Il quadro che emerge da questa rilevazione non è buono per il Pd ma non è nemmeno una sorpresa. Prendendo come riferimento i dati del sondaggio Ipsos-Cise del 2006 riportati nella tabella in pagina si vede che una delle ragioni della vittoria dell’Unione nelle elezioni di quell’anno fu dovuto proprio al suo successo tra questa categoria di lavoratori. Il 50 % del totale dei dipendenti pubblici intervistati aveva dichiarato di voler votare per la coalizione di Prodi contro il 26% per Berlusconi. Ma ancora più significativi erano i dati relativi ai dipendenti privati (43% e 29% rispettivamente). Infatti mentre i dipendenti pubblici tendono a essere stabilmente vicini ai partiti di sinistra , i dipendenti privati, e soprattutto quelli delle fasce medio-basse, sono molto più “ballerini”. Nel 2001 avevano votato in maggioranza per i partiti della Cdl e avevano contribuito in maniera rilevante alla sua vittoria. Nel 2006 una parte consistente di loro avevano dato fiducia a Prodi e alla sua coalizione. Una fiducia piena di dubbi come si notava in molte delle risposte del sondaggio di allora.

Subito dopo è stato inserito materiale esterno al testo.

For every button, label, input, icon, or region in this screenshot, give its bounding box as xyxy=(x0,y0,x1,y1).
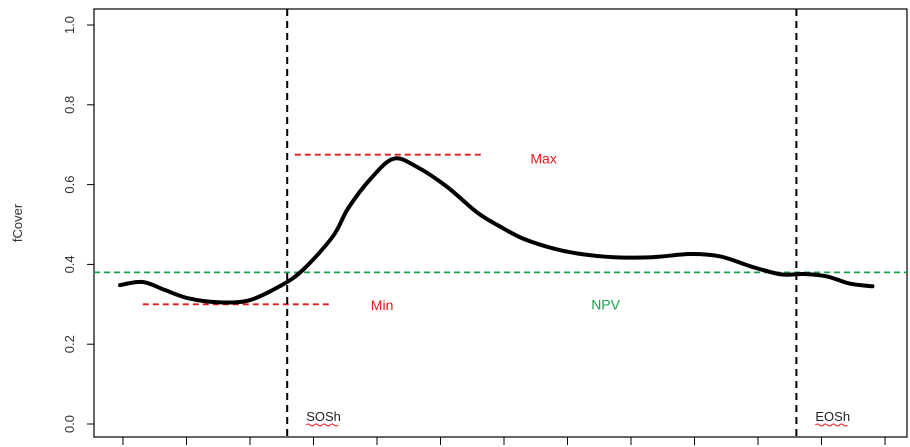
y-tick-label: 0.2 xyxy=(62,335,77,353)
fcover-series-line xyxy=(118,156,875,305)
spell-underline xyxy=(305,423,339,427)
eosh-label: EOSh xyxy=(815,409,850,424)
max-label: Max xyxy=(530,151,556,167)
y-tick-label: 1.0 xyxy=(62,16,77,34)
sosh-label: SOSh xyxy=(306,409,341,424)
spell-underline xyxy=(815,423,848,427)
min-label: Min xyxy=(371,297,394,313)
plot-frame xyxy=(93,8,908,438)
y-tick-label: 0.8 xyxy=(62,96,77,114)
npv-label: NPV xyxy=(591,296,620,312)
y-tick-label: 0.6 xyxy=(62,176,77,194)
y-axis-label: fCover xyxy=(10,203,25,242)
y-tick-label: 0.0 xyxy=(62,415,77,433)
y-tick-label: 0.4 xyxy=(62,255,77,273)
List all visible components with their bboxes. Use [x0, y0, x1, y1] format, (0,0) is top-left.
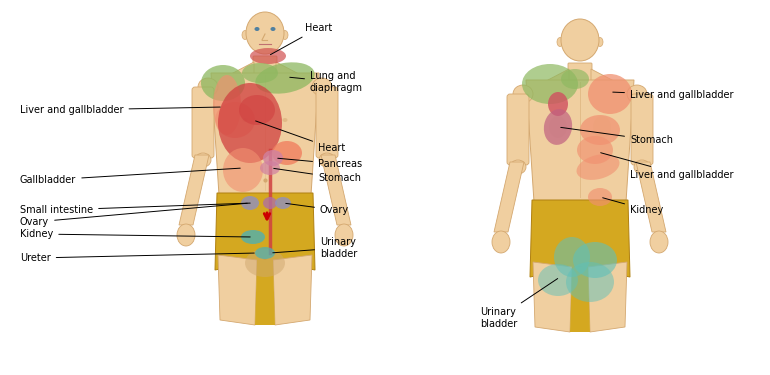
Ellipse shape — [241, 230, 265, 244]
Polygon shape — [179, 155, 209, 225]
Polygon shape — [525, 69, 569, 107]
Text: Ureter: Ureter — [20, 253, 254, 263]
Text: Liver and gallbladder: Liver and gallbladder — [20, 105, 220, 115]
Ellipse shape — [195, 153, 211, 167]
Ellipse shape — [198, 78, 218, 96]
Ellipse shape — [561, 19, 599, 61]
Polygon shape — [494, 162, 524, 232]
Polygon shape — [276, 62, 320, 100]
Ellipse shape — [561, 69, 589, 89]
Polygon shape — [321, 155, 351, 225]
Polygon shape — [570, 267, 590, 332]
Text: Liver and gallbladder: Liver and gallbladder — [601, 153, 734, 180]
Ellipse shape — [544, 109, 572, 145]
Ellipse shape — [239, 95, 275, 125]
Ellipse shape — [580, 115, 620, 145]
Ellipse shape — [223, 148, 263, 192]
Ellipse shape — [272, 141, 302, 165]
Ellipse shape — [177, 224, 195, 246]
Ellipse shape — [243, 118, 247, 122]
FancyBboxPatch shape — [568, 63, 592, 83]
Text: Heart: Heart — [256, 121, 345, 153]
Ellipse shape — [588, 74, 632, 114]
Text: Pancreas: Pancreas — [278, 158, 362, 169]
Ellipse shape — [627, 85, 647, 103]
Ellipse shape — [557, 38, 563, 46]
Polygon shape — [533, 262, 572, 332]
Ellipse shape — [241, 196, 259, 210]
Ellipse shape — [246, 12, 284, 54]
Text: Ovary: Ovary — [20, 203, 247, 227]
Ellipse shape — [492, 231, 510, 253]
Ellipse shape — [577, 136, 613, 164]
Ellipse shape — [513, 85, 533, 103]
Ellipse shape — [566, 262, 614, 302]
Ellipse shape — [245, 249, 285, 277]
Ellipse shape — [201, 65, 245, 101]
Ellipse shape — [522, 64, 578, 104]
Ellipse shape — [549, 116, 567, 138]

Oggi le cose sono di nuovo cambiate. Ma il cambiamento era già stato registrato da un altro sondaggio commissionato da questo giornale nell’estate del 2007. Ad appena un anno dal voto che aveva visto la vittoria di Prodi i dubbi del 2006 si erano già trasformati in delusione. Questa tendenza è confermata anche dai dati di questo sondaggio. Tra i dipendenti pubblici il distacco di 26 punti percentuali tra destra e sinistra nel 2006 (50 contro 26 a favore della sinistra) si è ridotto a 6 punti (34 contro 28) tenendo conto delle attuali coalizioni ovvero a 9 punti (45 contro 36) se il confronto si fa tra gli schieramenti come erano due anni fa. I dipendenti pubblici sono meno di sinistra di una volta. E questa è una brutta notizia per il Pd che si somma al dato negativo sui dipendenti privati. Nel sondaggio 2006 l’Unione aveva un vantaggio di 14 punti sulla Cdl. Oggi è la coalizione di Berlusconi ad avere un vantaggio di due punti su quella di Veltroni (34 a 32). Come si è già notato, complessivamente il Pd più Idv conserva un piccolo vantaggio in questa fascia di elettorato, ma è troppo esiguo per ribaltare il notevole svantaggio che ha rispetto al Pdl nell’altra fascia, quella del lavoro autonomo. Questa è la fotografia oggi. Domani si vedrà.